Tributes to Stern have been pouring in from across the basketball world, from players like Candace Parker and Chiney Ogwumike, to executives such as Kelly Krauskopf and WNBA commissioner Cathy Engelbert.

Known for being an iron-willed businessman, Stern took a hands-on approach to everything, including the WNBA, a league he proudly championed throughout his career. Stern was known for aggressively lobbying media editors for better coverage of the WNBA, saying, “We felt the WNBA didn’t get the respect that we thought it deserved.”

That doesn’t mean Stern always played nice. He famously hard-balled the WNBPA during CBA negotiations in 2003, threatening to cancel the season if he didn’t get his way. In retrospect, his anger over what he perceived to be a lack of appreciation from the WNBA’s players now seems insensitive at best.

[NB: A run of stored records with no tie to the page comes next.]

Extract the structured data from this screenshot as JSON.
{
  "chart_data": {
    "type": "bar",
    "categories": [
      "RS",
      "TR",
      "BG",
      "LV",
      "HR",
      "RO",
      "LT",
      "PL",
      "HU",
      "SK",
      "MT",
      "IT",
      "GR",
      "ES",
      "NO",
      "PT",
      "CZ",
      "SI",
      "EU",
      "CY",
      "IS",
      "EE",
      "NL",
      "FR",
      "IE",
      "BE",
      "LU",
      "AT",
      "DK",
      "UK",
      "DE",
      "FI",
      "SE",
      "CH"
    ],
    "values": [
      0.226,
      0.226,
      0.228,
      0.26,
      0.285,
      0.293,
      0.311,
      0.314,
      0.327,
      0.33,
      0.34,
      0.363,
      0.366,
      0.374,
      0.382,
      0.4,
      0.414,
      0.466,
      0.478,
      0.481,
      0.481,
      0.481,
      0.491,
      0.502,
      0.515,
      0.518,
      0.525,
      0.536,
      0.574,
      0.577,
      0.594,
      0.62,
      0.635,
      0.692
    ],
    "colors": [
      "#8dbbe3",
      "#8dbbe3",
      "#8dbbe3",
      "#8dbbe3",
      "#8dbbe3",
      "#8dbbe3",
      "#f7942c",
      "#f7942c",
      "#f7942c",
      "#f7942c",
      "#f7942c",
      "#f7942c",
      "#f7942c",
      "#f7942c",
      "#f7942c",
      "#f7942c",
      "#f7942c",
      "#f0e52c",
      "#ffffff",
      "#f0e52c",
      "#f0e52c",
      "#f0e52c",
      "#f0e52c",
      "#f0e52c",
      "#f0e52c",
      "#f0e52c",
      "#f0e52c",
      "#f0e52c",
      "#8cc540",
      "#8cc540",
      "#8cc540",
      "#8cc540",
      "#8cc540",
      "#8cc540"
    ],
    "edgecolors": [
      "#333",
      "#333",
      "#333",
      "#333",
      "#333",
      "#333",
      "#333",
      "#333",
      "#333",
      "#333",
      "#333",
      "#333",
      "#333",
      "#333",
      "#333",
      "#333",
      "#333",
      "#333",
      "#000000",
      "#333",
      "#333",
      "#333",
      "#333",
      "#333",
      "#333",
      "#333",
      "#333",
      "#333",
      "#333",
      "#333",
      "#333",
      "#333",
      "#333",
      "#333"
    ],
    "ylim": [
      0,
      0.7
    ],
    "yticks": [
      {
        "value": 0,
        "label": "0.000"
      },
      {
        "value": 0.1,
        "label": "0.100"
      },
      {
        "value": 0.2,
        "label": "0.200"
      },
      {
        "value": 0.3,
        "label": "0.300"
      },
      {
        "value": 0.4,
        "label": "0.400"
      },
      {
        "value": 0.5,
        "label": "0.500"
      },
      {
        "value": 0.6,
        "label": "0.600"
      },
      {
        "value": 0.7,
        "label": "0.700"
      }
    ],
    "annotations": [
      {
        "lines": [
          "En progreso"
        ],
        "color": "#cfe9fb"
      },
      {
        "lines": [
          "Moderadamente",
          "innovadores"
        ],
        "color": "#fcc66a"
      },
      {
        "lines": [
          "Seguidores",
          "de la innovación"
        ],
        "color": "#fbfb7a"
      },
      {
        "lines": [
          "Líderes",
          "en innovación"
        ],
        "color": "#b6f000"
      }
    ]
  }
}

But Stern was ultimately a big-picture thinker, and in light of his passing, it’s only right to likewise judge his career from a big-picture perspective. The fact is he didn’t just open doors — he created them. To this day, he remains the only commissioner of a major professional sports league in America to launch a professional women’s league. While the WNBA has been and continues to be fueled by the tireless work of countless determined women, there’s no doubt that without Stern’s initiative, the league wouldn’t have been founded when it was and wouldn’t now be heading toward its 24th season.

Stern saw women’s basketball as both an important social cause and a legitimate business interest. That kind of allyship and vision from those in power remains absolutely essential to the growth of women’s sports everywhere.